Alzheimer’s disease (AD) is a neurodegenerative disorder characterized by a progressive decline in memory and cognitive abilities. The monocyte/HDL-C ratio (MHR) has emerged as a new marker of inflammation in recent years. The purpose of this research was to examine MHR alterations in AD and to assess its feasibility as a straightforward and easily computable biomarker for evaluating the severity of the disease.

Material and methods:
A retrospective case-control study was conducted with 101 patients with AD and 81 age and sex-matched controls from the hospital records. AD was diagnosed according to the National Institute of Neurological and Communicative Disorders and Stroke/Alzheimer’s Disease and Related Disorders Association (NINCDS-ADRDA) criteria. The hospital’s electronic patient record data between September 2021 and April 2022 were screened.

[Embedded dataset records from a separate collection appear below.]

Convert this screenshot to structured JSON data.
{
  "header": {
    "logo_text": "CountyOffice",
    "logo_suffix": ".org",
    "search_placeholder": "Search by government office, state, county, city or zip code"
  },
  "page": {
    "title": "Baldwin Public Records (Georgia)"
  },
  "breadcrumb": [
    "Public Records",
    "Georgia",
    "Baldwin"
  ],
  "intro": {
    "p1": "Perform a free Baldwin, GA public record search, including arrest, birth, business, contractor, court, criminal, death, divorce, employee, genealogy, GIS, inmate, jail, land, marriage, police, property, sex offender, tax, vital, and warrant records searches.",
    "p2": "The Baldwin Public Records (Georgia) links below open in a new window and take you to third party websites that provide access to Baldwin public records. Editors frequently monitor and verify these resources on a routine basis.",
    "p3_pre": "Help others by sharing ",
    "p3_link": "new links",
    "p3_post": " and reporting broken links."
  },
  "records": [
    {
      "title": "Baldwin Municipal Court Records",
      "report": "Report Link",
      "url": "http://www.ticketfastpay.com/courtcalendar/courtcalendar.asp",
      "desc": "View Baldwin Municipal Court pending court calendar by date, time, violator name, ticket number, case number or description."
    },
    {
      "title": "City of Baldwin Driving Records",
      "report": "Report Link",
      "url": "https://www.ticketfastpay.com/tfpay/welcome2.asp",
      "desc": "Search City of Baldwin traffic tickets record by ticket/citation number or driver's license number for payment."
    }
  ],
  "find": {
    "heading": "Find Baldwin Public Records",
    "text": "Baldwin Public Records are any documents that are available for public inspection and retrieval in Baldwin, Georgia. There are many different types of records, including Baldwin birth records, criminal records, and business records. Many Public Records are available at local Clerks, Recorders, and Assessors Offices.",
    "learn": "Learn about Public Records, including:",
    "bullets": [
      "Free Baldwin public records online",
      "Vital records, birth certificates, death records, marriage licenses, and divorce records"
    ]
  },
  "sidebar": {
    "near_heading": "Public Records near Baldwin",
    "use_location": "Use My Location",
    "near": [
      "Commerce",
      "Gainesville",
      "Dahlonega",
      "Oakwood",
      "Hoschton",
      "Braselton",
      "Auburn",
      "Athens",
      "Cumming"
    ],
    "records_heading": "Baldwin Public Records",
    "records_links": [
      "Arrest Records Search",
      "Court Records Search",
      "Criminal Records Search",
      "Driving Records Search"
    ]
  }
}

Individuals diagnosed as having AD were classified into three subgroups based on the progression of the disease, mild, moderate, and severe. MHR was higher in the moderate and severe dementia subgroups compared with the controls according to subgroup analysis (P=0.013). An increase in MHR was found in patients with AD. The multivariate logistic regression analysis model revealed that a one-unit increase in MHR resulted in a 1.081 times increase in the risk of AD (OR: 1.081, 95% CI: [1.005-1.162]; P= 0.035).

High MHR values could not be used as a diagnostic test for AD. Instead, because it negatively correlates with MMSE, it could be a good index reflecting the increased AD risk and disease severity.